In 2024, momentum for female founders was mixed. Although aggregate deal value rose to ~US$38 b (+27% year-over-year), total VC investment in the U.S. continued to slump, and female founders’ share of deal value fell slightly to roughly 19.9%. Deal counts declined for female-founded companies for several consecutive years, suggesting that fewer companies are securing capital.

Another key factor is the discrepancy between mixed-gender founding teams and all-female teams. Mixed teams capture a much larger portion of VC investment, especially where female co-founders are present alongside male counterparts. All-female-only teams continue to raise very little capital and make up a minimal share of deals.

The representation of women in VC firms—both at GP/partner level and as angel investors—remains underwhelming. Women make up roughly 17%-18% of decision-makers in larger U.S. VC firms, and participation of female angels fell significantly in 2023. These dynamics have knock-on effects for deal selection, mentorship, networks, and information access.

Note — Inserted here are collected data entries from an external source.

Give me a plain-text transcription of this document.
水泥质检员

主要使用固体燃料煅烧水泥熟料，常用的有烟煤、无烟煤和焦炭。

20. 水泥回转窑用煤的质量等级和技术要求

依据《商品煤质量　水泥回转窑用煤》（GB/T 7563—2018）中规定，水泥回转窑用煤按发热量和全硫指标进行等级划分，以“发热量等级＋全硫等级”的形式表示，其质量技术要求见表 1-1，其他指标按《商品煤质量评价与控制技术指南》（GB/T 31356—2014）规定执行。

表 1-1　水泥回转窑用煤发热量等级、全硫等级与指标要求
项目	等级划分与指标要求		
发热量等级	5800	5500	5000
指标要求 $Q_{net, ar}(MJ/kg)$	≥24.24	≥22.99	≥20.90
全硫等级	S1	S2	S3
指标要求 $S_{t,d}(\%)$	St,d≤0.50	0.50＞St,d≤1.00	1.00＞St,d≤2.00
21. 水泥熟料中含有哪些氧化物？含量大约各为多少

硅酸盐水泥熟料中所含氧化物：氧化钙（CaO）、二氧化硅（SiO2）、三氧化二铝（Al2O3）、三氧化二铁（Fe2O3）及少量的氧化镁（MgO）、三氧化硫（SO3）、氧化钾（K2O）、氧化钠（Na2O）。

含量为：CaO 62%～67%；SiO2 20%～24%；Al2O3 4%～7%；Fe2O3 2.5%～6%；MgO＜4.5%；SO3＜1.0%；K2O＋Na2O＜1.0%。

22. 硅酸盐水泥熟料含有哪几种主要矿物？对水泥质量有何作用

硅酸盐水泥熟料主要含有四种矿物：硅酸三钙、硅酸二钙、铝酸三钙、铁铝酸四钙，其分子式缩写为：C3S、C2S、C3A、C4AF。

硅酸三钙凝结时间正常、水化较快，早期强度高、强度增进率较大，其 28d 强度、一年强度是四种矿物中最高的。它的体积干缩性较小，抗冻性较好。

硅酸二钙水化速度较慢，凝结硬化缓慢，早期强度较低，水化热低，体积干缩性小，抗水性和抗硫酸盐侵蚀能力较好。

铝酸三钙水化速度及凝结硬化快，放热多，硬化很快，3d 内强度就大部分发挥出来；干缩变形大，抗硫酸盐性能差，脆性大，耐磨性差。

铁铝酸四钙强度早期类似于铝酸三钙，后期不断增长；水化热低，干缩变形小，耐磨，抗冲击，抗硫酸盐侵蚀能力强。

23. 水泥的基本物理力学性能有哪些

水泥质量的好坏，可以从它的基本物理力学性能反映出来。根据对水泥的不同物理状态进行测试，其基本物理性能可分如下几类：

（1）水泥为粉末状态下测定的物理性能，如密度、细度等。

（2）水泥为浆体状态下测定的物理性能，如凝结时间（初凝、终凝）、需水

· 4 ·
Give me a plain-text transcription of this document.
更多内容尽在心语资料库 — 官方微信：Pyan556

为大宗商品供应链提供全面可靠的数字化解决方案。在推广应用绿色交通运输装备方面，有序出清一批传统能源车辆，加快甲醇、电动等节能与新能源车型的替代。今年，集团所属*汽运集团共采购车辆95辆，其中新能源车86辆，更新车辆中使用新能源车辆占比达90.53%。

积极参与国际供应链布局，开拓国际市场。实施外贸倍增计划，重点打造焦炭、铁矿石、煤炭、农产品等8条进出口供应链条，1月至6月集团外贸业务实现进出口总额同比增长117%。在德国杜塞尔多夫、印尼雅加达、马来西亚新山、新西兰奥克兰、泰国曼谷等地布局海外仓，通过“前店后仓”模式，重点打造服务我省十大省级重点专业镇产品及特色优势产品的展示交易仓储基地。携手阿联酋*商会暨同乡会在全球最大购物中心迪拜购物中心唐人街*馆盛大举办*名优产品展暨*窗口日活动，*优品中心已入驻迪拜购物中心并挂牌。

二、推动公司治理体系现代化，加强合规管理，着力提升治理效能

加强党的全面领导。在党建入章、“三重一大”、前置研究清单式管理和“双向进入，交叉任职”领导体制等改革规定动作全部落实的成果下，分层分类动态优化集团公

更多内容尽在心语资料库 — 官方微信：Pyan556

Strategic implications for investors, founders, and policymakers include:

  • Heavy reliance on large AI-/ML-driven rounds poses concentration risk; true long-tail support for female founders across sectors and stages remains weak.
  • All-female teams continue to be undercapitalized, suggesting that gendered funding dynamics still favor mixed-gender founding structures.
  • Diversity among decision-makers in VCs is critical: increasing female GPs and angels may accelerate equitable access.
  • Exit activity declines (both value and count) indicate that returns are under pressure; that may make LPs more cautious about backing female-founded portfolios until exit pipelines recover.

Open questions remain:

  • How durable is the 2023 spike in female-founded deal value, given it was driven by a few outsized rounds—will future years follow suit or regress?
  • What barriers hinder all-female teams compared to mixed-gender ones, beyond raising capital—are they more cautious, systemically underweighted, or structurally disadvantaged?
  • How are female founders outside tech/AI sectors faring, especially in traditionally underfunded geographies and underserved markets?
  • What precisely causes the decline in female angel participation in certain years—and how might that impact early-stage deal flow for female founders?
Supporting Notes
  • In 2023, female-founded companies (at least one female founder) secured 27.8% of U.S. VC deal value, up from 18.7% in 2022, albeit in a smaller total market (US$34.4 b deal value vs US$44.2 b).
  • All-female founding teams in the U.S. raised US$3.2 b in 2023, down from US$5.1 b in 2022; they represent a single-digit share of VC deal value.
  • In 2024, aggregate value to female founders rose ~27% to over US$38 b, but share of total U.S. VC deal value declined from 20.8% in 2023 to ~19.9%. Deal count involvement dropped 13%.
  • Exit activity by female-founded companies in the U.S. rose in count to represent 24.3% of exit count in 2024; exit value dropped from US$25.3 b in 2023 to US$20.1 b in 2024.
  • Women make up approximately 17% of decision-makers at U.S. VC firms with ≥US$50 m assets under management; ~19% in smaller firms (<US$50 m AUM).
  • The number of female angel investors participating in U.S. VC fell to its lowest level in over a decade in 2023; drop also material in Europe.